Dropping one of the columns when using one-hot encoding

Question

My understanding is that in machine learning it can be a problem if your dataset has highly correlated features, as they effectively encode the same information.

Recently someone pointed out that when you do one-hot encoding on a categorical variable you end up with correlated features, so you should drop one of them as a "reference".

For example, encoding gender as two variables, is_male and is_female, produces two features which are perfectly negatively correlated, so they suggested just using one of them, effectively setting the baseline to say male, and then seeing if the is_female column is important in the predictive algorithm.

That made sense to me but I haven't found anything online to suggest this may be the case, so is this wrong or am I missing something?

Possible (unanswered) duplicate: Does collinearity of one-hot encoded features matter for SVM and LogReg?

you end up with correlated features, so you should drop one of them as a "reference" Dummy variables or indicator variables (these are the two names used in statistics, synonymic to "one-hot encoding" in machine learning) are correlated pairwisely anyway, be they all k or k-1 variables.

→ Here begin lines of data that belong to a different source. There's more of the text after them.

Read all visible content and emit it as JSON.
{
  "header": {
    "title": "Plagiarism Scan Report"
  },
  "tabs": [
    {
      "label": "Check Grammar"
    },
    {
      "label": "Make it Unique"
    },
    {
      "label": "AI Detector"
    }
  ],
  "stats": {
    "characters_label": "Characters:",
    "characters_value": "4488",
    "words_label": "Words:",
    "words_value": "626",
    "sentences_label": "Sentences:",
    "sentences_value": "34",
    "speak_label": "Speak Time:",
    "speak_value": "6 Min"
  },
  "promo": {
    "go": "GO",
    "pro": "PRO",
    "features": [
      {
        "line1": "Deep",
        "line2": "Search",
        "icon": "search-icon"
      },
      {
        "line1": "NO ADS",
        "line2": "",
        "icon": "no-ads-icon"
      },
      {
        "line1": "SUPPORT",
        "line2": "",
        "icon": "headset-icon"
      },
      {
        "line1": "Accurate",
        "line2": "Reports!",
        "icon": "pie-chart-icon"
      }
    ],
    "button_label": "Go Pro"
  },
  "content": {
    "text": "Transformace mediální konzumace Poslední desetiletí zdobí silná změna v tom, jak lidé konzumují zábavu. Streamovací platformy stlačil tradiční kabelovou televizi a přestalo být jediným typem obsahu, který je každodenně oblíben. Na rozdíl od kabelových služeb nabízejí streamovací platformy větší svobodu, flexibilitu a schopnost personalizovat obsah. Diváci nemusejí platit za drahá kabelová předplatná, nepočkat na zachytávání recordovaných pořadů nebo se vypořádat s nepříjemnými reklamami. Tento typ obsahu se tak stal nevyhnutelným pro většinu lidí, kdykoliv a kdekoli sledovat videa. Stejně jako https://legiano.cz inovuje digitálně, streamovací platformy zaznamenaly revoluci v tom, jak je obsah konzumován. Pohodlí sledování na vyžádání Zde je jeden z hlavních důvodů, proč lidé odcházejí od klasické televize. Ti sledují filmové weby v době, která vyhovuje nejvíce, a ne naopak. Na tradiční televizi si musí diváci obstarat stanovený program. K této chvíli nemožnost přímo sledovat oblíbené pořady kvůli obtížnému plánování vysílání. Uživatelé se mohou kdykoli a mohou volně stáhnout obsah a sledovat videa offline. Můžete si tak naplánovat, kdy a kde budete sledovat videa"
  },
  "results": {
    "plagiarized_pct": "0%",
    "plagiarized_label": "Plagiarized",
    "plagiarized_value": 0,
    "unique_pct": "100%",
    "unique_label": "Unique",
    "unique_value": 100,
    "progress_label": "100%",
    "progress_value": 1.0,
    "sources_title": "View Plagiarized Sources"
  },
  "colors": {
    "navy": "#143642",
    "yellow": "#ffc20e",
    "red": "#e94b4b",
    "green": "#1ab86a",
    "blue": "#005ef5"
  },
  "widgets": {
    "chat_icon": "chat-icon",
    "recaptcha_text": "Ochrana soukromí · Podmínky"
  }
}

So, the better word is "statistically/informationally redundant" instead of "correlated". — ttnphns, Aug 23 '16 at 14:09
The set of all k dummies is the multicollinear set because if you know values of k-1 dummies in the data you automatically know the values of that last one dummy. Some data analysis methods or algorithms require that you drop one of the k. Other are able to cope with all k. — ttnphns, Aug 23 '16 at 14:09
@ttnphns: thanks, that makes sense. Does keeping all k values theoretically make them weaker features that could/should be eliminated with dimensionality reduction? One of the arguments for using something like PCA is often to remove correlated/redundant features, I'm wondering if keeping all k variables falls in that category. — dasboth, Aug 23 '16 at 14:24
Does keeping all k values theoretically make them weaker features. No (though I'm not 100% sure what you mean by "weaker"). using something like PCA Note, just in case, that PCA on a set of dummies representing one same categorical variable has little practical point because the correlations inside the set of dummies reflect merely the relationships among the category frequencies (so if all frequencies are equal all the correlations are equal to 1/(k-1)). — ttnphns, Aug 23 '16 at 15:21
What I mean is when you use your model to evaluate feature importance (e.g. with a random forest) will it underestimate the importance of that variable if you include all k values? As in, do you get a "truer" estimate of the importance of gender if you're only using an is_male variable as opposed to both options? Maybe that doesn't make sense in this context, and it might only be an issue when you have two different variables actually encoding the same information (e.g. height in inches and height in cm). — dasboth, Aug 23 '16 at 15:31
Classification trees / random forests, as I'm aware, can take categorical predictors directly and handle them properly. You don't have to one-hot recode them, do you? As in, do you get a "truer" estimate of the importance of gender No, not truer. Same. — ttnphns, Aug 23 '16 at 16:12
That's a good point about the trees. Thanks for your answers. My final question: Some data analysis methods or algorithms require that you drop one of the k - which ones in particular? — dasboth, Aug 24 '16 at 08:48
which ones in particular? The immediate one example - linear regression. If you want to predict Y by categorical factor(s), such as gender and race, and you don't have or don't want to use a specialized program such as ANOVA which recognizes categorical factors, - you will need to input the predictors in linear regression as the sets of dummy variables. And, because each set is collinear inside (which fact regression won't tolerate) you'll have to drop any one dummy from every set. — ttnphns, Aug 24 '16 at 10:50
you can still keep all one-hot dummies, but drop the intercept instead — rep_ho, Feb 05 '20 at 22:31
Most of the answers here address a regression setting, but the particular behavior of dummies can depend on the model in question. The question has the [tag:machine-learning] tag, so it's worth addressing models beyond regression. An example of how categorical features can behave in gradient-boosted methods like xgboost: https://stats.stackexchange.com/questions/438875/one-hot-encoding-of-a-binary-feature-when-using-xgboost/439191#439191 — Sycorax, Feb 05 '20 at 22:51
This website provides explanations with examples when the additional columns should be dropped or not https://inmachineswetrust.com/posts/drop-first-columns/ — LifeJadid, Jun 24 '21 at 08:58
I have performed OHE on a copy of df for my Lasso plots, KDE plots, Matrix plots, Heatmap plots. The dataframe copy which I used for these plots is called df1. Now prior to modeling I'm selecting X,y duringtrain_test_split. Should X,y be derived from df or df1? What about the columns that got dropped as reference columns during OHE? What's the convention in this kind of case? How can I make it more manageable? — Edison, Jul 02 '22 at 11:51

score 50 · Answer 1 · edited Nov 10 '22 at 16:41

This depends on the models (and maybe even software) you want to use. With linear regression, or generalized linear models estimated by maximum likelihood (or least squares) (in R this means using functions lm or glm), you need to leave out one column. Otherwise you will get a message about some columns "left out because of singularities"$^\dagger$.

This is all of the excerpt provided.